Até agora, duas aplicações foram feitas pela neurologista Fabiani Honorato B. Lourenço, que é especializada no procedimento. E os resultados já podem ser observados. “A dosagem e a quantidade de aplicações varia de um paciente para outro. De forma geral, o efeito do remédio dura de três a seis meses, e contribui sensivelmente no tratamento dos distúrbios de movimento”, explica a especialista. Além dela, está envolvida no tratamento toda a equipe multidisciplinar do CER.

Credenciamento

O CER III foi credenciado em novembro de 2019 para realizar esse tratamento com toxina botulínica. A iniciativa de solicitar o credenciamento surgiu da demanda indicada pelos próprios usuários do equipamento, que passam por outros tratamentos na unidade de Araçatuba, mas tinham que ir a São José do Rio Preto (SP) para a aplicação da toxina.

A toxina botulínica é um composto de bactérias que age na placa responsável pela transmissão do estímulo nervoso que produz a contração muscular, dificultando a transmissão do estímulo e levando ao relaxamento da musculatura. Nos últimos 20 anos, foram vários os trabalhos que mostraram que, em baixa concentração, a substância pode ser usada para relaxar músculos contraídos, que é um sintoma de patologias. 

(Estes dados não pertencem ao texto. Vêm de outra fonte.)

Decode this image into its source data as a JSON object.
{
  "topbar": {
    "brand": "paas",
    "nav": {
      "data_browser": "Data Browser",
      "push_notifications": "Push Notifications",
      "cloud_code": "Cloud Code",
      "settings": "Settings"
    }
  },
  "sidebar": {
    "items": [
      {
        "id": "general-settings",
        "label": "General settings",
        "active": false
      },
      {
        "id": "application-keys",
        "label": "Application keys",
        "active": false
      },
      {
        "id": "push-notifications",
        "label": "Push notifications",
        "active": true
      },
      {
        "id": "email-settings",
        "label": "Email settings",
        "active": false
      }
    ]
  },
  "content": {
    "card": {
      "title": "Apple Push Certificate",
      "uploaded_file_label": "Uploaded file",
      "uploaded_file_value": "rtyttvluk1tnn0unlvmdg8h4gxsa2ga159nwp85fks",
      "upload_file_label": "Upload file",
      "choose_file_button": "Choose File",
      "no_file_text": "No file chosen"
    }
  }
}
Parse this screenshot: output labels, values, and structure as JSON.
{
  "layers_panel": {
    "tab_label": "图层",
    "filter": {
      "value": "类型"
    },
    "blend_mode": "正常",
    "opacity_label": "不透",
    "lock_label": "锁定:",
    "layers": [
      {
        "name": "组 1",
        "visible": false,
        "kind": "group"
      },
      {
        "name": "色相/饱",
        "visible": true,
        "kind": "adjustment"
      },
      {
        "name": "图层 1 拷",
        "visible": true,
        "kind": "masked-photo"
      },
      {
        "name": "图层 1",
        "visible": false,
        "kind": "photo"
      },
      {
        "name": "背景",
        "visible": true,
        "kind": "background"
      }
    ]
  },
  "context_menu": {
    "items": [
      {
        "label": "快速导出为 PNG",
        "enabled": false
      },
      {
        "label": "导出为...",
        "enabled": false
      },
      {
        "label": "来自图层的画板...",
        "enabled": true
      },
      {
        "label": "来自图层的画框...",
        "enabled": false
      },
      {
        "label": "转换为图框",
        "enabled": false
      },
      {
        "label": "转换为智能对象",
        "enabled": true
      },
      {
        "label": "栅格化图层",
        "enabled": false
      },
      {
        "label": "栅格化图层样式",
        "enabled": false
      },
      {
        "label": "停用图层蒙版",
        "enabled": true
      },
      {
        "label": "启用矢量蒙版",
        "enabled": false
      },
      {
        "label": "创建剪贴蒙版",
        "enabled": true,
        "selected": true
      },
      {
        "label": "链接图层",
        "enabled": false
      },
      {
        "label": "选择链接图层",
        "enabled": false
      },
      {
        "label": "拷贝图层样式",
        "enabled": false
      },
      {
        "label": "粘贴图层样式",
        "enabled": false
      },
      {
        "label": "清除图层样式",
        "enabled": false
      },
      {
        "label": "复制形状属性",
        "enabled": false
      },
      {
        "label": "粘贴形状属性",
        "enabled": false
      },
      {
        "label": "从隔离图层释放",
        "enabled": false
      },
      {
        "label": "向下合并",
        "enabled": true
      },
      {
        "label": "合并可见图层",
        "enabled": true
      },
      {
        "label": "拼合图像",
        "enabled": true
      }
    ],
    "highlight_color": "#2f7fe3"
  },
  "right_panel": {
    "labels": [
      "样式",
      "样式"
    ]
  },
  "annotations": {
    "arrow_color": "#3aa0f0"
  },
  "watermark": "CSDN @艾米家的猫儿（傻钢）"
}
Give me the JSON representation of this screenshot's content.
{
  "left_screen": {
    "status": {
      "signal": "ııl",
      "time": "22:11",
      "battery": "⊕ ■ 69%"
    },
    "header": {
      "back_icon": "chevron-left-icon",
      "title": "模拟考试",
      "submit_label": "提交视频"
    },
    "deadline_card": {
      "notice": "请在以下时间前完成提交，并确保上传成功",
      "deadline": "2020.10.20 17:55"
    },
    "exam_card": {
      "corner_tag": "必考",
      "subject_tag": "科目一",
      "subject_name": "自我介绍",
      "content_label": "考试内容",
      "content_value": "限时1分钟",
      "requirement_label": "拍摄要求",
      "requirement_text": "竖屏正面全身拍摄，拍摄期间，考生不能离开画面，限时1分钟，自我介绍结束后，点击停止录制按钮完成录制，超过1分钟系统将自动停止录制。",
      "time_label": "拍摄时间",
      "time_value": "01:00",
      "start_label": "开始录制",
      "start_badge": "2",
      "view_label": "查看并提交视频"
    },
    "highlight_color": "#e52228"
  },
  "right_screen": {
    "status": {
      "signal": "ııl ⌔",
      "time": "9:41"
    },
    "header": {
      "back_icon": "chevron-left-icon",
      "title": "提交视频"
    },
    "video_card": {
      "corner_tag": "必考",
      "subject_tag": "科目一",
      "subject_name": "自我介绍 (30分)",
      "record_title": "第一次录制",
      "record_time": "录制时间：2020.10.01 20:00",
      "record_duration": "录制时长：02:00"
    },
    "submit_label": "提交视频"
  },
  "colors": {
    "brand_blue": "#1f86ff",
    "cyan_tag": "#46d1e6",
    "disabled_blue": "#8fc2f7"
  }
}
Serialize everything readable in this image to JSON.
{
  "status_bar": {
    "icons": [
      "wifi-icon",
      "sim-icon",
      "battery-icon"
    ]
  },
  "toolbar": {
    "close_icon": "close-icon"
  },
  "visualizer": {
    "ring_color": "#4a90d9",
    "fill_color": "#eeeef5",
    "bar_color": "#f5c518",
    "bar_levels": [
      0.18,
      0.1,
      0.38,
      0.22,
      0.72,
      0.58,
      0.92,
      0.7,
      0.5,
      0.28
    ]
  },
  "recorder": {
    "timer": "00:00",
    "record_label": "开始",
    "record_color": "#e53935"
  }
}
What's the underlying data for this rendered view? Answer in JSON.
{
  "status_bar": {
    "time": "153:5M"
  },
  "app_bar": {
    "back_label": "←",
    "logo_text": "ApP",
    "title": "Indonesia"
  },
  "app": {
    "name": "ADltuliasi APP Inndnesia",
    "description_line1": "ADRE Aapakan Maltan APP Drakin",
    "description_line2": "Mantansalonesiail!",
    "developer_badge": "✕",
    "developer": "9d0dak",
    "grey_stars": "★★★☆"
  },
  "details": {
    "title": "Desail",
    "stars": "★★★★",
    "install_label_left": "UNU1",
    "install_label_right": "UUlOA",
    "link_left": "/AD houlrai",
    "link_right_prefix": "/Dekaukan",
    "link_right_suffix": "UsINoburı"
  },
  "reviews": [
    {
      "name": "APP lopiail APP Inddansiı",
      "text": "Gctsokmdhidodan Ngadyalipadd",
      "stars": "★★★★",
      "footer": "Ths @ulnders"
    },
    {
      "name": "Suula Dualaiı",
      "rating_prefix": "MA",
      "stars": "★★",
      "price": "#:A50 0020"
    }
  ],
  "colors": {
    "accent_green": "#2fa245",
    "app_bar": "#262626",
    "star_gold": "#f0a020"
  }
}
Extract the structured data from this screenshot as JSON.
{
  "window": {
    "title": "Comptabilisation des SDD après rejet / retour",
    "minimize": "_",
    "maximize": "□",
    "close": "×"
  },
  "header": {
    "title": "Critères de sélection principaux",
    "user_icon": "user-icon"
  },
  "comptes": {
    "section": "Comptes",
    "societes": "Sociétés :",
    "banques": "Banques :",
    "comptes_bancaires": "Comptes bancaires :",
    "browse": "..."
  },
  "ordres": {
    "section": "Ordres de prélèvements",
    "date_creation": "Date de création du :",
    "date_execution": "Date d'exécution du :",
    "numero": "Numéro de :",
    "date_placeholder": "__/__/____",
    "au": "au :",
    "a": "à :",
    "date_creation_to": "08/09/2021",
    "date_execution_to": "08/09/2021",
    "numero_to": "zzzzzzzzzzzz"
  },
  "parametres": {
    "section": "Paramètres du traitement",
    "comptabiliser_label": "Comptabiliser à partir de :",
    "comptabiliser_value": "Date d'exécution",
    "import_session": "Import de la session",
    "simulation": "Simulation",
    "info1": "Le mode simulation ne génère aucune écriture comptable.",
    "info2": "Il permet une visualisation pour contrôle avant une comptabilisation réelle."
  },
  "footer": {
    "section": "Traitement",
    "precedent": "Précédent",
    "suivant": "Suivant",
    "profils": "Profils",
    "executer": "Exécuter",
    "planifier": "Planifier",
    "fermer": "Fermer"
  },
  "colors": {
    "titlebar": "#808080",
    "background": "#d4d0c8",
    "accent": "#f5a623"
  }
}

Muita gente conhece o efeito da toxina botulínica quando usada com finalidade estética, para atenuar rugas do rosto. A musculatura relaxa e a expressão fica menos contraída. Esse é, porém, seu uso marginal, porque há outros muito mais importantes para garantir a qualidade de vida de alguns pacientes, como é o caso da utilização terapêutica que vem sendo feita no CER III Ritinha Prates.

A Ritinha Prates

Sem fins lucrativos, a Associação de Amparo do Excepcional Ritinha Prates existe desde 1977, e trabalha na área da saúde e inclusão social, por meio do Hospital Neurológico Ritinha Prates, com a prestação de serviços especializados a pessoas com deficiências neurológicas profundas e irreversíveis. Atualmente, atende 60 usuários internos. A entidade também é a mantenedora do Centro Especializado em Reabilitação III – Ritinha Prates (CER III Ritinha Prates), que presta cerca de 500 atendimentos por mês.

Em março deste ano, a entidade iniciou os trabalhos da UCP (Unidade de Internação em Cuidados Prolongados), que conta com 24 leitos destinados ao acompanhamento de usuários com quadro clínico estável, mas que necessitam permanecer sob cuidados especializados por mais tempo. Na unidade são atendidos usuários de 11 municípios da área central da DRS-2 (Departamento Regional de Saúde).

Entre os valores da associação, que atende exclusivamente por meio do SUS (Sistema Único de Saúde), usuários de 40 municípios vinculados ao DRS-2 (Departamento Regional de Saúde), está o tratamento humanizado, além do respeito a conceitos éticos, morais, ambientais e filantrópicos.